Nice day today! I read four papers, mostly about marketing aspects of colors. I’m pretty sure I can learn something from studies done with marketing in mind, because if you’re designing a logo or some packaging, you’re trying to go for colors (and shapes, and typo, and images) that
a) look good
b) communicate “hey I’m part of this industry”
b) attract the attention (maybe by being a bit different than the industry)
Sounds like something a lot of data visualizations want, too.
I also found more color tools. (Maybe I should add a “color tool of the day” category at the bottom of these updates, because I’m fairly sure I’d be able to find one for each day of the year…)
ColorDesigner is not just one tool, but eight.

I especially like the gradient tool because of its beautiful default colors:

And I find the color mixer tool super neat – it’s something I haven’t seen before and it’s fun to play around with it:

By the way: These pure colors (red, yellow, orange, green, blue, purple) are called “simple colors”, and “all others” are called “sophisticated” (according to Mubeen M. Aslam in “Are You Selling the Right Colour?

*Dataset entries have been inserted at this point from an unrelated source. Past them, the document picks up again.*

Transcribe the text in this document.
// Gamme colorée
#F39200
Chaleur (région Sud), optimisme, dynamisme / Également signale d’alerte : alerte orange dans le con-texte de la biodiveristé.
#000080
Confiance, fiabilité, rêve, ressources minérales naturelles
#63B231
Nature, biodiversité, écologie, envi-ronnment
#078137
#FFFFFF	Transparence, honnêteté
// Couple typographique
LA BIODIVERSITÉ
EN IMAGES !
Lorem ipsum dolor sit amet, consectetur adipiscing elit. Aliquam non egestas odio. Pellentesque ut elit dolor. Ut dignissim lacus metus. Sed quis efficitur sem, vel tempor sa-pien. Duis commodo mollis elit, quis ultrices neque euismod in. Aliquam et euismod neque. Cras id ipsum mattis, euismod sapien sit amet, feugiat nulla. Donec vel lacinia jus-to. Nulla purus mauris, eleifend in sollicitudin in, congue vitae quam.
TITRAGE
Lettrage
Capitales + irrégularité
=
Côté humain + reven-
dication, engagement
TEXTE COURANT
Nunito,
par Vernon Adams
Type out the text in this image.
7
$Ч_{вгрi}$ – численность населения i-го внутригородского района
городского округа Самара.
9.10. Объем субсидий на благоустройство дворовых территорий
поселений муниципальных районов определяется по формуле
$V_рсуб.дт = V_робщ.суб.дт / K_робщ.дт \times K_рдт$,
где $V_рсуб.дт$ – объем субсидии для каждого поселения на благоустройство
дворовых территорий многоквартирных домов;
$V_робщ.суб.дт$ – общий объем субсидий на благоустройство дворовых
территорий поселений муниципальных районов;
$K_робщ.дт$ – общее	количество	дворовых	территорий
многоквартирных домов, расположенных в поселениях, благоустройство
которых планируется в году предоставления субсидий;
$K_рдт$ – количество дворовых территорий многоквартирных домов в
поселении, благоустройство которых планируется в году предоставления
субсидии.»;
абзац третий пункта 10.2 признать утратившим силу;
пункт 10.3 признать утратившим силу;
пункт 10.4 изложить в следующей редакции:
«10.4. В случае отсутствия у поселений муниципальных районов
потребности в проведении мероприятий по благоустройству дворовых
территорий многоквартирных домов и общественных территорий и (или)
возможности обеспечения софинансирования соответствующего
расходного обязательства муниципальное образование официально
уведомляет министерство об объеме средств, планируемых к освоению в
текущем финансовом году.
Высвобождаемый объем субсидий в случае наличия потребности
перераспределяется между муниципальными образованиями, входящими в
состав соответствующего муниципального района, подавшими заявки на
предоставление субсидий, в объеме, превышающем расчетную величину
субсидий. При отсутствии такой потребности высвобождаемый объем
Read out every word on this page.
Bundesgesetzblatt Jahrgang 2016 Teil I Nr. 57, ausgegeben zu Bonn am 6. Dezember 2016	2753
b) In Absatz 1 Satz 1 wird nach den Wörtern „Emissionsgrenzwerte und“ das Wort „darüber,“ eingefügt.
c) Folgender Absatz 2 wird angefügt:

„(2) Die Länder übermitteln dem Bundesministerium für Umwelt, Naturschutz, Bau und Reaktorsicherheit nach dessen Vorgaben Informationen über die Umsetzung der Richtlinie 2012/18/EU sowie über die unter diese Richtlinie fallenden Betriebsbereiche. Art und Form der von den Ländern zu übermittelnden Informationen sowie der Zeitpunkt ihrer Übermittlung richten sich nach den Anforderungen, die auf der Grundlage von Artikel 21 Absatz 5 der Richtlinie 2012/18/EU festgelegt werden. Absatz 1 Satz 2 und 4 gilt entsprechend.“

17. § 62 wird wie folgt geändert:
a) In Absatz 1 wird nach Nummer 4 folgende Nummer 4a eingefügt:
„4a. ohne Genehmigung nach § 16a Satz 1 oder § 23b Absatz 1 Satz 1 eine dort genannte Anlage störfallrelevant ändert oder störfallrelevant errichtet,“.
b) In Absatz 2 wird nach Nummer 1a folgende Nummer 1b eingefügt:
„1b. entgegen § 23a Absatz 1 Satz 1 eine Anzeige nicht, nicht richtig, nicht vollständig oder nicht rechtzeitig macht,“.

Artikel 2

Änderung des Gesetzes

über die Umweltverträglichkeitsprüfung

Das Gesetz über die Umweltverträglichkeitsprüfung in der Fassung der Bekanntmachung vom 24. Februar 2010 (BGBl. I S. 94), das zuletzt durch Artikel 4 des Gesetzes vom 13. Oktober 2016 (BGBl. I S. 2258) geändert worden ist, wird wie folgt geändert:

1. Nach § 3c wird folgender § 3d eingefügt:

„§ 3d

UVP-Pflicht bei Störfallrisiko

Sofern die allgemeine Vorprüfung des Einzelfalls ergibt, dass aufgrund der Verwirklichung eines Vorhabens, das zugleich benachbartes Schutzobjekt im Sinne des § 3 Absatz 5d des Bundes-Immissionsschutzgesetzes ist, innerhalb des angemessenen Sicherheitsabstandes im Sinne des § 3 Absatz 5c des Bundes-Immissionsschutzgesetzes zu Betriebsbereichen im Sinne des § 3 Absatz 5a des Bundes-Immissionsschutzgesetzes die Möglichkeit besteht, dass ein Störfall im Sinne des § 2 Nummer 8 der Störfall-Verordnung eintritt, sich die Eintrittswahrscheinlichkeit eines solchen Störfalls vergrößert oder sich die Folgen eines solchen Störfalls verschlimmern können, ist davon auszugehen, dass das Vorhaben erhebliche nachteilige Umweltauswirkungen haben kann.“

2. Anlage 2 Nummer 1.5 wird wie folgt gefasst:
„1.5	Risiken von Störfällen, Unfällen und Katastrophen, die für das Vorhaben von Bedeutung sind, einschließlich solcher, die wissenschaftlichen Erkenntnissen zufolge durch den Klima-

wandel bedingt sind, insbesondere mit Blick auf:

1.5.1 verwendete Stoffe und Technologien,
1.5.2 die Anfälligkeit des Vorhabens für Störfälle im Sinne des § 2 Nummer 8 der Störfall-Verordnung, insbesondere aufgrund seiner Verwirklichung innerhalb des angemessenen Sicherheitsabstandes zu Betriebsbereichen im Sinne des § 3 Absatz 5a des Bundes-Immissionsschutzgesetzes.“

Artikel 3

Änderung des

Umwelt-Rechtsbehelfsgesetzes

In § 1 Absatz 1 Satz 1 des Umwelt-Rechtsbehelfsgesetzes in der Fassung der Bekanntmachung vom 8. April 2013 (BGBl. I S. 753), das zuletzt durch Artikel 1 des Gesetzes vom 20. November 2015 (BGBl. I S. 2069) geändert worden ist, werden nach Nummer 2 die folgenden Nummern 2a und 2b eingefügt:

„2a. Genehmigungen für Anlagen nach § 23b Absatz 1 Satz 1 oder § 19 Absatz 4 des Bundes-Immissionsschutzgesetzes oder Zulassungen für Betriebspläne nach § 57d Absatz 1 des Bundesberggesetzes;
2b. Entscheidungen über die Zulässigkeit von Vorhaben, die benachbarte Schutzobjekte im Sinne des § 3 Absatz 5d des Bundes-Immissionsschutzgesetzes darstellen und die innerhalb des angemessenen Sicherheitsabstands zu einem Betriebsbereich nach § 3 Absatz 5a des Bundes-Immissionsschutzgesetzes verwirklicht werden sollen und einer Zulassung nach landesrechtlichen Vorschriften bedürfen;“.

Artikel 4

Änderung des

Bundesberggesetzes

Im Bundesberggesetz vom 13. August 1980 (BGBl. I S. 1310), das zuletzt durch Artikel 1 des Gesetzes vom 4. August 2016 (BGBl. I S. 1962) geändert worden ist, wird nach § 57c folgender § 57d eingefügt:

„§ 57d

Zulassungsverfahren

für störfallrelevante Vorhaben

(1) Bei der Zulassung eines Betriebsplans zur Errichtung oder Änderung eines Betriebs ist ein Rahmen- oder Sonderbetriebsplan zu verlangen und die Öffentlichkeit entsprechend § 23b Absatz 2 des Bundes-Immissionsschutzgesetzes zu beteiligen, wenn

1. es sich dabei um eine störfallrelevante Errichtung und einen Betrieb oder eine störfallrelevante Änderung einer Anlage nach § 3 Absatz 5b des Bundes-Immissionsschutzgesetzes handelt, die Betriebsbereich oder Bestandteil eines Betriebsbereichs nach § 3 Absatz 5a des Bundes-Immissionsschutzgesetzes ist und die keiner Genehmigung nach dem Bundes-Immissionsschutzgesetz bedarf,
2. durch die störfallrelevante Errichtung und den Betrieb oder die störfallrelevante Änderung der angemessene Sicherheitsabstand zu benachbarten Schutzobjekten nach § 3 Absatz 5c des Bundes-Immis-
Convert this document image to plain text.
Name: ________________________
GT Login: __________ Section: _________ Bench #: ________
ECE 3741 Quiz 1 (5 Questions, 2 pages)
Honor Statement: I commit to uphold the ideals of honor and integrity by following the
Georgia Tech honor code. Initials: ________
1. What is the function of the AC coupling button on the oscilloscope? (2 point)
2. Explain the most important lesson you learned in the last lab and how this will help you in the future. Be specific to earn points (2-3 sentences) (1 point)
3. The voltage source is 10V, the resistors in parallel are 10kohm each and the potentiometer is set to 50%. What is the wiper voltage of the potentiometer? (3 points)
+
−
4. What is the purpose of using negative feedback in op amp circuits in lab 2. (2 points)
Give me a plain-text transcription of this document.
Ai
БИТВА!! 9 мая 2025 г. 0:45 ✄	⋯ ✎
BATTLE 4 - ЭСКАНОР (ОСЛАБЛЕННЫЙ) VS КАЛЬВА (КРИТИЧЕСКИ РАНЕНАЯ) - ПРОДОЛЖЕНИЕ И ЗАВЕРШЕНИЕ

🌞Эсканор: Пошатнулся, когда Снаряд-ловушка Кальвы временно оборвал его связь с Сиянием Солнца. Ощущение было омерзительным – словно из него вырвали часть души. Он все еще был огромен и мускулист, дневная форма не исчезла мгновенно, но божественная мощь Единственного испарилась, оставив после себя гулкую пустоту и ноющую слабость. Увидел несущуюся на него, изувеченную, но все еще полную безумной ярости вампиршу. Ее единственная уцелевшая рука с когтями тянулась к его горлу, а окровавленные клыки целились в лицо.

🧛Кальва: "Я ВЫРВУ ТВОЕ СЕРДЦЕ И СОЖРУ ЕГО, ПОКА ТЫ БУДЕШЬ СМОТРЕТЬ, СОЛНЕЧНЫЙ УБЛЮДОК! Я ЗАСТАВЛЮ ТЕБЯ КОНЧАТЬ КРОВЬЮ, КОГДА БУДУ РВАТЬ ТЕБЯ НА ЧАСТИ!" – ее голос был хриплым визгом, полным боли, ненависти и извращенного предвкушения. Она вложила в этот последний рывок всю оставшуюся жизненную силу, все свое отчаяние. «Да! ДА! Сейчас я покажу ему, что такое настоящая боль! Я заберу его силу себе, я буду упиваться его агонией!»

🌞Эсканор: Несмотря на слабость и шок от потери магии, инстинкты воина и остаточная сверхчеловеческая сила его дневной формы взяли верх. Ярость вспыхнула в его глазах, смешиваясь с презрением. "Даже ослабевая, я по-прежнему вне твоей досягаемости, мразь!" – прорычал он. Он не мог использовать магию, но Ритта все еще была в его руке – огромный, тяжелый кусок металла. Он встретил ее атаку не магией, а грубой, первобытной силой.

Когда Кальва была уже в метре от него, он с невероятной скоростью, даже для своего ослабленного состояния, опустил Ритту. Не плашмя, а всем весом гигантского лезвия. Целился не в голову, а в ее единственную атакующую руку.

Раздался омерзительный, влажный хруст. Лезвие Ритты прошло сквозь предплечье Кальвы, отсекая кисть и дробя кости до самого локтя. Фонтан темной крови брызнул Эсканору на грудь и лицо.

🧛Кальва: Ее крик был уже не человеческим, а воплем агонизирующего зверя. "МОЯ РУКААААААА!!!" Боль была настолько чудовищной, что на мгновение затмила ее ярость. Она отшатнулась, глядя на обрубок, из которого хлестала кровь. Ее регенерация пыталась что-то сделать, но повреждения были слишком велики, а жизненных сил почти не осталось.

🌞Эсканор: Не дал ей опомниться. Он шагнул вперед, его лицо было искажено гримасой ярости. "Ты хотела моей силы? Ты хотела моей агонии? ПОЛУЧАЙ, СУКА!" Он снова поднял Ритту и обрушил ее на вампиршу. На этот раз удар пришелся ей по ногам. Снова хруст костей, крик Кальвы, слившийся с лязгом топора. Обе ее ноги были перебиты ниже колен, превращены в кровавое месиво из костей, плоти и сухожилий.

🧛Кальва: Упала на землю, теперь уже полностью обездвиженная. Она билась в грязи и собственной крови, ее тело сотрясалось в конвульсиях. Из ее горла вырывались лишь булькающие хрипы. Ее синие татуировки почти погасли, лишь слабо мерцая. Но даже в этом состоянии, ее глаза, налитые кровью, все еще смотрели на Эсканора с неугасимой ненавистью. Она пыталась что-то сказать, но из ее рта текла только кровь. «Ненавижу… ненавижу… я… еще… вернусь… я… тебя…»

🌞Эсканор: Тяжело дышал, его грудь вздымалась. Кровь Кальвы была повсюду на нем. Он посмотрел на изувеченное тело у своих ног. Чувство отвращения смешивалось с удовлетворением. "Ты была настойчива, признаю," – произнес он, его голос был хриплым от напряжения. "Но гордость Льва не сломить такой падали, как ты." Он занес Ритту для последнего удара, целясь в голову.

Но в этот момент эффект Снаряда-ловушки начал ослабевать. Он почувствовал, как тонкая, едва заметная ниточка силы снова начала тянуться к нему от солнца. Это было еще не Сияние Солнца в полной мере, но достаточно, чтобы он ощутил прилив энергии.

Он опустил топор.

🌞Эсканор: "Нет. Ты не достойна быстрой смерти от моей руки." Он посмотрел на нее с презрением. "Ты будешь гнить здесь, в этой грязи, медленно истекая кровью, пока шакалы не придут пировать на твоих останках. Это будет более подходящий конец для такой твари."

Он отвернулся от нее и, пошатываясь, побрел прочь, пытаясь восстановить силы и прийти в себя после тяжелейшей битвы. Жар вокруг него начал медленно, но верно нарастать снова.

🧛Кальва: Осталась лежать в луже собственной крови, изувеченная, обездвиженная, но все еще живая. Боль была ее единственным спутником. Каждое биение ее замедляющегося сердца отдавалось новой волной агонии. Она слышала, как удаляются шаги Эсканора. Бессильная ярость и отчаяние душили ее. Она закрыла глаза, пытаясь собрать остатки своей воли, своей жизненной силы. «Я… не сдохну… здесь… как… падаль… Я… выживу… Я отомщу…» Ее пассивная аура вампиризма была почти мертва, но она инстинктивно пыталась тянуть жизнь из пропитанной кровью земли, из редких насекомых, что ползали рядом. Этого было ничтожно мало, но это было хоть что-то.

A Cross‐cultural Review of Colour as a Marketing Cue”). “Sophisticated colors”! I really like this phrase. “Sophisticated” is a beautiful word anyway – I’d love a common German word that starts with “Sophi(a)”. (I just learned that “sophisticated” exists in German, too…at least that’s what the most important German dictionary wants me to believe…but I don’t buy it. We just stole it from the English-speaking peeps. It feels wrong to say it in German.)
Anyway – “sophisticated colors”. I might use this word in my book once or twice. (More like twice.)
Open questions: Which papers should I read? Can I read all the papers about colors they are? Would that be a good idea?